Looking ahead, all eyes will be on Friday when banks kick off the third quarter earnings season. PNC has a confirmed earnings release that morning with a conference call immediately following the results being released. You can listen live here. The next dividend ex-date also is Friday, Oct. 14.

Corporate Event Calendar

Corporate Event Calendar

Wall Street Horizon

The Options Angle

Digging into the earnings report and its expectations, data from Option Research & Technology Services (ORATS) show a consensus EPS forecast of $3.70 which would be a strong 16% increase from the same quarter a year ago. The stock has a mixed earnings beat rate history with three beats and a pair of misses in the last five quarterly reports.

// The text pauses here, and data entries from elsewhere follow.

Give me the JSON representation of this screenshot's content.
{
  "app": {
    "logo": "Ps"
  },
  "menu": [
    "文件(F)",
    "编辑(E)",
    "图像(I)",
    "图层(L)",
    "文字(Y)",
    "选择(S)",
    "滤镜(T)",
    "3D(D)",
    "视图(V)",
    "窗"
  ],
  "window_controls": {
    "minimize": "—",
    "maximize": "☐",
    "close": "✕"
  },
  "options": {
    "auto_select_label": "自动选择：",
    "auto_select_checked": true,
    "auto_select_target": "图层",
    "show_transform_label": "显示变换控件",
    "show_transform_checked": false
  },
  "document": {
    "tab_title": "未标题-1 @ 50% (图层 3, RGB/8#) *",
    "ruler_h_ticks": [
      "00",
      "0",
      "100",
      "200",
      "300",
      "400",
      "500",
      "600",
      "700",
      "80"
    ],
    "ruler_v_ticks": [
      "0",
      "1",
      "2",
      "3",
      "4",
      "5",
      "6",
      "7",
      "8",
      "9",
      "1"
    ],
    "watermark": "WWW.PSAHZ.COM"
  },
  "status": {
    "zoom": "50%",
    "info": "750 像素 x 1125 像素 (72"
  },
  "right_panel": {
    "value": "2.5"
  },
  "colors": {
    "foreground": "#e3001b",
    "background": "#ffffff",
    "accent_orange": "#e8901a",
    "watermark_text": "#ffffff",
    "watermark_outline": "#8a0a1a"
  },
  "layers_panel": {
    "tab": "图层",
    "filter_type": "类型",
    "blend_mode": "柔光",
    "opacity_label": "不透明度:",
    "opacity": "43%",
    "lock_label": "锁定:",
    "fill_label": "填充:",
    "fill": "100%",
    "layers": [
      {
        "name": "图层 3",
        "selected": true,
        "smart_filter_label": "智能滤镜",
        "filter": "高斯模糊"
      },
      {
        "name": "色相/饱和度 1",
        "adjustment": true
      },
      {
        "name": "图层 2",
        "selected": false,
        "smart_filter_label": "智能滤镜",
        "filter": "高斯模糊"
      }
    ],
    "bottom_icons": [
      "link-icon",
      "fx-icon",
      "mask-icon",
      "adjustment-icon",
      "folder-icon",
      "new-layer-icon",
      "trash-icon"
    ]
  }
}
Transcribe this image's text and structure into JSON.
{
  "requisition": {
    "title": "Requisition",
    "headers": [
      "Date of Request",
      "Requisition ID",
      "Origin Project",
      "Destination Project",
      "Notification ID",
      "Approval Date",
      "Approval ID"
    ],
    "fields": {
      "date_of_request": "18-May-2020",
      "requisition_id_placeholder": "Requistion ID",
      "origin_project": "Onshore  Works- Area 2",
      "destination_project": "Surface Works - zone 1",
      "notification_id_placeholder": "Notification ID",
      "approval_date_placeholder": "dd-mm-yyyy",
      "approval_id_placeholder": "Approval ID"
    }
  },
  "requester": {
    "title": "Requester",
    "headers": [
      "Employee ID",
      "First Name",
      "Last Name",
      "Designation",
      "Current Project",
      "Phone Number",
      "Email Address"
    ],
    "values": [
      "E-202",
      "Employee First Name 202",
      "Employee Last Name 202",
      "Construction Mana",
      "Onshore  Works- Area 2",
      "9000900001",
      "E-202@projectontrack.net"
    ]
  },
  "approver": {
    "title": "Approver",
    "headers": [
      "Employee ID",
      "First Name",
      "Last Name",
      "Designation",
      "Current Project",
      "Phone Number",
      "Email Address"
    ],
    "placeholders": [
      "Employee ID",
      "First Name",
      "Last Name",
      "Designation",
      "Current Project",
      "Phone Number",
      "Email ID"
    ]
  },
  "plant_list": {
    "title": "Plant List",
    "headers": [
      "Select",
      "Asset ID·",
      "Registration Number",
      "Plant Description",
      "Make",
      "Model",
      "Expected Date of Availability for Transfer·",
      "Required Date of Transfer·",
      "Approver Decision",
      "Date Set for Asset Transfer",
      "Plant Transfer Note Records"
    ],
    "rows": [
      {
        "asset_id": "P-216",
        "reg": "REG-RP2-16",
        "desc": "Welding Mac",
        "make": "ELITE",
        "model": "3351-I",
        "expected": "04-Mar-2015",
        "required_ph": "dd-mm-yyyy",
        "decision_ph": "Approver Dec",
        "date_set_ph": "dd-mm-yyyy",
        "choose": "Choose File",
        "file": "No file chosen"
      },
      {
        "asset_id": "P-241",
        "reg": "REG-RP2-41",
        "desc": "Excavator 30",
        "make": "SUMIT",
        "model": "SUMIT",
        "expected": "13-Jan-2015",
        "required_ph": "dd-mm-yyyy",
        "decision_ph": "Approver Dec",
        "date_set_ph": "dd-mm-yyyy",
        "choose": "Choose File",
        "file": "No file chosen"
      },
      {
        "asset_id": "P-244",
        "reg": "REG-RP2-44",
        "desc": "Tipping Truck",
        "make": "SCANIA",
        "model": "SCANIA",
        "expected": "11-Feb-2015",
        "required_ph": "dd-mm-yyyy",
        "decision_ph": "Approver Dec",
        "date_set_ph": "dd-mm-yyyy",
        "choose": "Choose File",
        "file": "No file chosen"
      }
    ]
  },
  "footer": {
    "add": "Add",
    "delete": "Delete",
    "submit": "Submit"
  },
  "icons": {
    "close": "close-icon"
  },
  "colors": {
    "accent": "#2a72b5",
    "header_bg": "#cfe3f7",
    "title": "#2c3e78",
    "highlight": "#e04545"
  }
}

Traders expect a somewhat modest 4.2% earnings-related stock price move using the nearest-expiring at-the-money straddle, per ORATS. Remarkably, the stock has small post-earnings reactions dating back to July 2020. So don’t expect huge moves out of PNC. Playing the stock on its own might make sense, or perhaps selling an out-of-the-money option to collect premium could be a good play. But what should the directional bet be? Let’s look at the chart.

PNC: Options Are Rightfully Inexpensive, EPS Growth Expected

PNC: Options Are Rightfully Inexpensive, EPS Growth Expected

ORATS

The Technical Take

PNC is near a critical juncture. There’s support in the $146 to $148 range based on its lows from this past July and September. With volatility this month, the stock is revisiting that support. If it breaks, I see downside risks to near $117 – that’s both a measured move price objective off the current descending triangle pattern as well as the range highs from August through October 2021.

The broader trend is clearly lower on PNC. The 200-day moving average has been a critical area of trading action over the past three years. It’s now downward sloping, evidence of the downtrend. On the upside, it might prove to be resistance along with the $176 to $178 range. Overall, the onus is on the bulls to defend $146, and the stock looks vulnerable technically.

PNC: Shares In Danger Of A Bearish Breakdown

PNC: Shares In Danger of a Bearish Breakdown

Stockcharts.com

The Bottom Line

PNC is one of those stocks that appears quite cheap with a solid yield, but the chart leans bearish. Overall, short-term traders might want to avoid the stock or buy a put spread ahead of earnings. Long-term investors, though, should incrementally add to the regional bank due to its attractive valuation, decent growth prospects, and high yield.